Cependant, cette quête d'autonomie est mise à l'épreuve par plusieurs facteurs critiques :

Pressions sécuritaires : Malgré les frappes aériennes réussies des Forces armées maliennes (FAMa) dans les régions de Sikasso, Nioro et Bougouni, des groupes jihadistes comme JNIM continuent d'exercer des pressions à travers des embuscades sur des routes d'approvisionnement vitales et des attaques contre des infrastructures étatiques. La propagation de la violence dans le sud du Mali reste une préoccupation croissante.

Résilience économique : L'adoption du budget 2026 et le lancement d'un programme d'allégement de la dette de 312 milliards de francs CFA reflètent un engagement envers la discipline fiscale et la revitalisation du secteur privé. Pourtant, les pénuries de carburant fluctuantes et les conflits de travail, comme les licenciements chez Diamond Cement Mali, soulignent la fragilité de l'économie domestique.

Gouvernance et droits de l'homme : Le licenciement du colonel Alpha Yaya Sangaré et l'inculpation d'individus pour "tentative de déstabilisation" illustrent une application stricte de la discipline militaire et de la sécurité intérieure.
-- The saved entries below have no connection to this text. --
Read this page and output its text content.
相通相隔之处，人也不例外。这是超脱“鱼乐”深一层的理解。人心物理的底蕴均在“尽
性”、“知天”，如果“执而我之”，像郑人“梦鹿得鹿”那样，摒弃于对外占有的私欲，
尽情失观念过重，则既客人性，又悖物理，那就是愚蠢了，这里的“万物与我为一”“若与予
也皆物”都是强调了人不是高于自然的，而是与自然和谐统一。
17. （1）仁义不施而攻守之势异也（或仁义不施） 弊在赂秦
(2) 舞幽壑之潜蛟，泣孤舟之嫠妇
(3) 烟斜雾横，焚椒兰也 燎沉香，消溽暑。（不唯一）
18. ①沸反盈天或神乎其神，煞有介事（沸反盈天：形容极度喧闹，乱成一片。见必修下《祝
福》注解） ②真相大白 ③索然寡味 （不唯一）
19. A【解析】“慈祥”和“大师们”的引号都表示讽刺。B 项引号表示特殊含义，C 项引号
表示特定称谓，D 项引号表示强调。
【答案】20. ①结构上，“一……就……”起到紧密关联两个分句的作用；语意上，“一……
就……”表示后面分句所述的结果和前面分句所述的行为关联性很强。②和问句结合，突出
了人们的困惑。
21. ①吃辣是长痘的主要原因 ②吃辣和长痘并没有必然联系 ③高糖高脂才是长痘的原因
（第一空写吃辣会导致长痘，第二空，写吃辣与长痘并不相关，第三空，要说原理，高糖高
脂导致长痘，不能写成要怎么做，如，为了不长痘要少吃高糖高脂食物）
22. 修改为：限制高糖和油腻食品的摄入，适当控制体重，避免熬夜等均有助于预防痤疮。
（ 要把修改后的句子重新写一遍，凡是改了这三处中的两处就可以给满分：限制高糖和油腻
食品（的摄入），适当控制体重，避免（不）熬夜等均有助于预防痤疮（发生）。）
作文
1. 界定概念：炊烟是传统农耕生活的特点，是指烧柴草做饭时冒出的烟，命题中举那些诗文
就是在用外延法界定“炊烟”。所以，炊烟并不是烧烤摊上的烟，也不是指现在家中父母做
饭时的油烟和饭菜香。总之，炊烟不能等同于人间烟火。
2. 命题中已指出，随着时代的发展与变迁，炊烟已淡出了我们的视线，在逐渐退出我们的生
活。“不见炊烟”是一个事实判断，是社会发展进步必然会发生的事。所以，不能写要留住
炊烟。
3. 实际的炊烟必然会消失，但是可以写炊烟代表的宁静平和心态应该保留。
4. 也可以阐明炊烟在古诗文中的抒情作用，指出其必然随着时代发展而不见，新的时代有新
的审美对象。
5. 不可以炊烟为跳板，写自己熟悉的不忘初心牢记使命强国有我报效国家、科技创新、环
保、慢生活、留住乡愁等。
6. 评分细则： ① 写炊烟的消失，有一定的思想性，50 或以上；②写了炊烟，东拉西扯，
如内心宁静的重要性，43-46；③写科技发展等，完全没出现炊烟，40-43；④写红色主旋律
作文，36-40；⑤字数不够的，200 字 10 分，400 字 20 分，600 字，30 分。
Néanmoins, les rapports d'abus par le Corps africain et la confusion judiciaire entourant l'affaire Ras Bath continuent d'attirer l'attention des observateurs indépendants et des partenaires internationaux concernant l'équilibre entre sécurité et libertés civiles.

Crise humanitaire : La situation reste désastreuse, le Conseil norvégien pour les réfugiés avertissant que plus de 8 millions de personnes ont un besoin urgent d'assistance. La détection du premier cas de variole et les coupes d'aide en cours aggravent encore les vulnérabilités des populations déplacées.

En résumé, bien que le Mali construise avec succès le cadre architectural d'un bloc souverain sahélien, la viabilité à long terme de ces initiatives dépend de sa capacité à traduire les manœuvres politiques et militaires en sécurité tangible pour ses citoyens et en un environnement stable pour la croissance économique.